Papież na Mauritiusie, przebieg wizyty

Ojciec Święty złożył kilkugodzinną wizytę na Mauritiusie. To ostatni etap jego afrykańskiej podróży apostolskiej. Na Mauritiusie przypada dziś uroczystość bł. Jacquesa-Désiré Lavala, apostoła i patrona wyspy. Głównym wydarzeniem dnia była Msza dla ponad 100 tys. wiernych pod pomnikiem Maryi Królowej Pokoju.

Krzysztof Bronk - Watykan

Franciszek spędził ubiegłą noc w Antananarywie. Mauritius to niewielka wyspa na Oceanie Indyjskim. Zamieszkuje ją 1,2 mln osób, z czego katolików jest niespełna 300 tys. Od Madagaskaru dzieli ją tysiąc kilometrów, dwie godziny lotu. Papieski samolot doleciał na lotnisko w Port Louis tuż po godz. 10 czasu lokalnego, czyli po godz. 8 w Europie. Skromna ceremonia powitalna miała miejsce na lotnisku. Nie było jednak przemówień. Z władzami Franciszek spotyka się na zakończenie swej wizyty w tym kraju.

Wydarzeniem, które zgromadziło dziś wokół Papieża jedną trzecią katolików na Mauritiusie była Msza św. w Port Louis. Franciszek odprawił ją przed monumentalnym pomnikiem Maryi Królowej Pokoju. Zbudowano go w 1940 r. w podzięce za uchronienie wyspy od I wojny światowej. W tym samym miejscu sprawował liturgię Jan Paweł II podczas swej wizyty na Mauritiusie w 1989 r. Gospodarz miejsca kard. Maurice Piat przypomniał Franciszkowi, że na tej Mszy gromadzą się nie tylko katolicy z Mauritiusa, ale również pielgrzymi z innych wysp Oceanu Indyjskiego.

„Nawet jeśli nasze wyspy są małe i dość od siebie oddalone, niczym ziarnka piasku – mówił kard. Piat - Ty okazałeś nam swą bliskość i to rozgrzewa nasze serca. Całe nasze społeczeństwo, chrześcijanie, hinduiści, muzułmanie i buddyści, wyraża ci swą wdzięczność.“

Kard. Piat poinformował Papieża, że trwałą pamiątką dzisiejszej wizyty będzie 100 tys. roślin, zasadzonych przez Kościół na Mauritiusie w odpowiedzi na apel Franciszka o rozwijanie ekologii integralnej.

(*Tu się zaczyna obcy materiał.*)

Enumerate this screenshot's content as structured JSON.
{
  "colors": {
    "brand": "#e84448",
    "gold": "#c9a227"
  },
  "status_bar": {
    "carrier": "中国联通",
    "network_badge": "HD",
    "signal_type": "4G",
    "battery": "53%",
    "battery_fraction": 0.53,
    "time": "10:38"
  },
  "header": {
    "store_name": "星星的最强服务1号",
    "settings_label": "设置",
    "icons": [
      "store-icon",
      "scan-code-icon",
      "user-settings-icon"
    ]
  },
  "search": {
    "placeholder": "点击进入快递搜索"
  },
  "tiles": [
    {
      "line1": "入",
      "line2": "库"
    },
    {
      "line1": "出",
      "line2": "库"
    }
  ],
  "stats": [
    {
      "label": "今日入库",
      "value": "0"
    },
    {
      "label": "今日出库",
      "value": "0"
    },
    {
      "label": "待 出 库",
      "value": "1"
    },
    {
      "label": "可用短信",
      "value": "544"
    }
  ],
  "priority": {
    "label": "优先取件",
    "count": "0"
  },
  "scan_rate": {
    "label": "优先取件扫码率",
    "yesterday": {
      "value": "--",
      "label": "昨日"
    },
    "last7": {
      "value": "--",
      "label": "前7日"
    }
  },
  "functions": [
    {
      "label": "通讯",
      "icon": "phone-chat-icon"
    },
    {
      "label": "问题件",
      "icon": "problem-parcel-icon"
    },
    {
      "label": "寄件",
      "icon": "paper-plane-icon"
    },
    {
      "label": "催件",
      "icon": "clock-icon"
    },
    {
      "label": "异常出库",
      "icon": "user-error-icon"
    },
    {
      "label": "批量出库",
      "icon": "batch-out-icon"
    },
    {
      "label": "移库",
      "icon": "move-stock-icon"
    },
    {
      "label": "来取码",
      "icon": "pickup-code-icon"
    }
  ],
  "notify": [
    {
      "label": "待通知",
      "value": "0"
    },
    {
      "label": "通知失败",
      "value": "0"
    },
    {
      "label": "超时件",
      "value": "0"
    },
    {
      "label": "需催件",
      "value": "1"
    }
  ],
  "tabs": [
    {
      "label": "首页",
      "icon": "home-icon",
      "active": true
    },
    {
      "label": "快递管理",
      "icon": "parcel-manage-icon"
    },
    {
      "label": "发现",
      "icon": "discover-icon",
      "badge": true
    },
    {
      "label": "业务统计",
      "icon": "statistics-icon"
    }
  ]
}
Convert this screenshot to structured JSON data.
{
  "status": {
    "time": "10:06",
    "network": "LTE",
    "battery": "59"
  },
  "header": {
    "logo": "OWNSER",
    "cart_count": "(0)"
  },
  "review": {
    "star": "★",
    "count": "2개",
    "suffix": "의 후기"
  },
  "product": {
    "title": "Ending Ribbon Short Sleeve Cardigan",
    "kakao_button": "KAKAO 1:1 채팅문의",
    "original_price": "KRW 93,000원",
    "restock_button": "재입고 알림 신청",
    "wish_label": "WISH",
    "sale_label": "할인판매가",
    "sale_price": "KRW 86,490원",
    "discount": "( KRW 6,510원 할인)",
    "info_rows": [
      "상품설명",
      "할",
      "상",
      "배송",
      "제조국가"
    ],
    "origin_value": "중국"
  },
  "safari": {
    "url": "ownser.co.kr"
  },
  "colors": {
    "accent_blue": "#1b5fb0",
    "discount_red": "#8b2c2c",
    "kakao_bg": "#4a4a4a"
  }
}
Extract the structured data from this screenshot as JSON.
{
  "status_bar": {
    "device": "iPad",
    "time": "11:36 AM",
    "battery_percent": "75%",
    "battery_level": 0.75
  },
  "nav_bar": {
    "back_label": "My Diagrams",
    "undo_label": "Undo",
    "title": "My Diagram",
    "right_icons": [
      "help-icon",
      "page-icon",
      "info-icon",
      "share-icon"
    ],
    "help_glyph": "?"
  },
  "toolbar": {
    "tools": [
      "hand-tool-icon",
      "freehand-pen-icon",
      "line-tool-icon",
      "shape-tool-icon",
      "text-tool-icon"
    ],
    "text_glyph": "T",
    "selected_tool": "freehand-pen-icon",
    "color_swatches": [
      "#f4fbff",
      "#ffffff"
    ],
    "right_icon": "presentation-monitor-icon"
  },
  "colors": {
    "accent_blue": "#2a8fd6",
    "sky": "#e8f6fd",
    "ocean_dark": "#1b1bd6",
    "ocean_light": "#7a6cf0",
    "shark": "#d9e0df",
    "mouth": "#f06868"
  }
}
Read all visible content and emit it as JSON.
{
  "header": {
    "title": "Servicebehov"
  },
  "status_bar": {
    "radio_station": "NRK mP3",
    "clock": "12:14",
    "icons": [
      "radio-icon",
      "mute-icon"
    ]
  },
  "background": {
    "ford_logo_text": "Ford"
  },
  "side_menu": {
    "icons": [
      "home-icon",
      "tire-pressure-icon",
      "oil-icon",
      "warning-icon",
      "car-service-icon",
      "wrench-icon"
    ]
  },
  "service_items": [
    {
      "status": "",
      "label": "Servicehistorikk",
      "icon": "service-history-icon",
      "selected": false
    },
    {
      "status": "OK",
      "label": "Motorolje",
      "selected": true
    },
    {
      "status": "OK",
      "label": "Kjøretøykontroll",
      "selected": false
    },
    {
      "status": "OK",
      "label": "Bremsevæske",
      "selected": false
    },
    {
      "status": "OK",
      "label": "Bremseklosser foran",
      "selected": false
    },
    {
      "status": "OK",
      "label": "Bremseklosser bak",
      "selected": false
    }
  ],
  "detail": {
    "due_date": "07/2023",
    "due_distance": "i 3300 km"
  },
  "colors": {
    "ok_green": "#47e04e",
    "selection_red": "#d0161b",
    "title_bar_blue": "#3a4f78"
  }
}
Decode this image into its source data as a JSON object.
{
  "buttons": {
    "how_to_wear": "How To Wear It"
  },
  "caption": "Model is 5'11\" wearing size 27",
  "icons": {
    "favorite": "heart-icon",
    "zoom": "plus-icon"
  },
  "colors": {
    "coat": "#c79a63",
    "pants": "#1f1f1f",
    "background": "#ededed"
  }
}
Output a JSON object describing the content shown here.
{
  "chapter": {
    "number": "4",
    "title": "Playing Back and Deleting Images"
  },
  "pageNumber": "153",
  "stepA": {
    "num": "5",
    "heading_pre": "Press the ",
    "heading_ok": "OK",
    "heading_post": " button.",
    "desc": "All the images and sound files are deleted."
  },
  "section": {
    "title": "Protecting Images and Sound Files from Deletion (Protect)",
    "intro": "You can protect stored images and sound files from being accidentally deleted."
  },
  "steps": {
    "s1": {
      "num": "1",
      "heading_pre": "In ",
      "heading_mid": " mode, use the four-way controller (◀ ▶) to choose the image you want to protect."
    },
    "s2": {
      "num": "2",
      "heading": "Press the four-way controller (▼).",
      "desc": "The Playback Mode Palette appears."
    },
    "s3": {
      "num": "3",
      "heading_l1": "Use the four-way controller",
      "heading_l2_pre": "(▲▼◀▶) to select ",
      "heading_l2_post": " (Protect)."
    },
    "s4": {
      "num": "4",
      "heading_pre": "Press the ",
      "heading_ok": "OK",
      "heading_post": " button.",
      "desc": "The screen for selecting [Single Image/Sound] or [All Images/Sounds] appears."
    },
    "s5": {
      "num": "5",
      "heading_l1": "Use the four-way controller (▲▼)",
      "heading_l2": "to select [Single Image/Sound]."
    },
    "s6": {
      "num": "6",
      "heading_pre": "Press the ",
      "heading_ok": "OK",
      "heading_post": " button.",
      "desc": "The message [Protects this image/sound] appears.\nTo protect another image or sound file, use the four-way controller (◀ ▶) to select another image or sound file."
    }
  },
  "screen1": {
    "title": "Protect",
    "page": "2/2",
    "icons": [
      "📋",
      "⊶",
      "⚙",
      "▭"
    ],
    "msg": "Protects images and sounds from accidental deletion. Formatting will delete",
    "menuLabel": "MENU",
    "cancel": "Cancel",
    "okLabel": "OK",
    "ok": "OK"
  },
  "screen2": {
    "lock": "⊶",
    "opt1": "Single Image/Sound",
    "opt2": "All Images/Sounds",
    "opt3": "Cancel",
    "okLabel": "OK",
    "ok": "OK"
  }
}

Po Mszy Franciszek udał się do siedziby ordynariusza jedynej diecezji na Mauritiusie. Tam w czasie obiadu spotkał się z biskupami pięciu wysp i archipelagów Oceanu Indyjskiego, którzy tworzą jedną Konferencję Episkopatu.

Gestem o silnej wymowie symbolicznej była wizyta Papieża w sanktuarium bł. Jacquesa-Désiré Lavala. Z różnych względów czczą go wszyscy mieszkańcy wyspy. Nowe sanktuarium patrona tego kraju pochodzi z 2014 r. Wybudowano je z okazji 150-lecia śmierci ojca Lavala. Papieska wizyta w sanktuarium ojca Lavala miała charakter prywatny, ograniczyła się do modlitwy i złożenia kwiatów przed grobem błogosławionego. Franciszek spotkał się również z grupą narkomanów, którzy korzystają z pomocy diecezjalnego ośrodka odwykowego. Narkomania to bowiem – jak mówi o. Georges Cheung – nowa forma niewolnictwa, z którą dziś zmaga się Mauritius.

„Problem narkotyków jest dla nas poważnym wyzwaniem. Wielu, naprawdę wielu mieszkańców jest od nich uzależnionych – powiedział Radiu Watykańskiemu o. Cheung. - Stali się prawdziwymi niewolnikami. Łączy się to z problemem ubóstwa. Wielu potomkom niewolników trudno jest znaleźć właściwe miejsce w społeczeństwie. I to tworzy problemy w relacjach miedzy różnymi grupami społecznymi.“

Ostatnim punktem papieskiej wizyty na Mauritiusie było spotkanie z władzami w pałacu prezydenckim. Franciszek złożył wizytę kurtuazyjną tymczasowemu prezydentowi kraju Barlenowi Vyapoory, a następnie rozmawiał z premierem Pravindem Kumarem Jugnauthem. Również w pałacu prezydenckim odbyło się spotkanie z przedstawicielami władz, społeczeństwa i korpusu dyplomatycznego.